Fact-checking AI isn't a verdict machine. It's intake infrastructure — and it's deployed in 30 countries

300,000 sentences a day. More than 40 fact-checking organisations. One eight-person AI team in a London office.

Full Fact, the UK's leading fact-checking charity, built a claim-monitoring system that reads headlines, transcribes broadcasts, and scans social media for checkable statements — then triages them by likely harm before a human ever sees them. It has been used during Nigeria's 2023 presidential election, across 30 countries, and is now expanding to US newsrooms ahead of the 2026 midterms.

The architecture is built on the distinction between claim intake and verdict. AI handles the volume — surfacing, grouping, scoring. Fact-checkers decide what to investigate and publish. "Everything we built is from the point of view of being built by fact-checkers for fact-checkers," said Andy Dudfield, who leads the AI team.

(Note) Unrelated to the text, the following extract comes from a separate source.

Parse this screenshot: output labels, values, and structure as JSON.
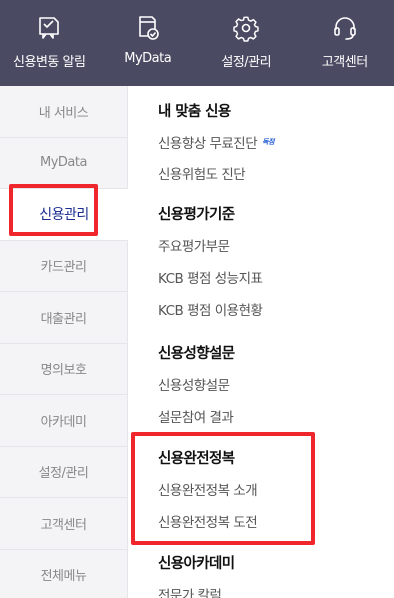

This is a deployed shape that doesn't fit the usual copy/listening/licensing/recommendation categories. It's claim monitoring as infrastructure — intake, not output.

Adoption stage: deployed. One caveat worth naming: Google pulled its long-running AI funding for Full Fact — more than £1 million annually — which the charity disclosed in May 2026. The tools are live. The funding that sustained them is not.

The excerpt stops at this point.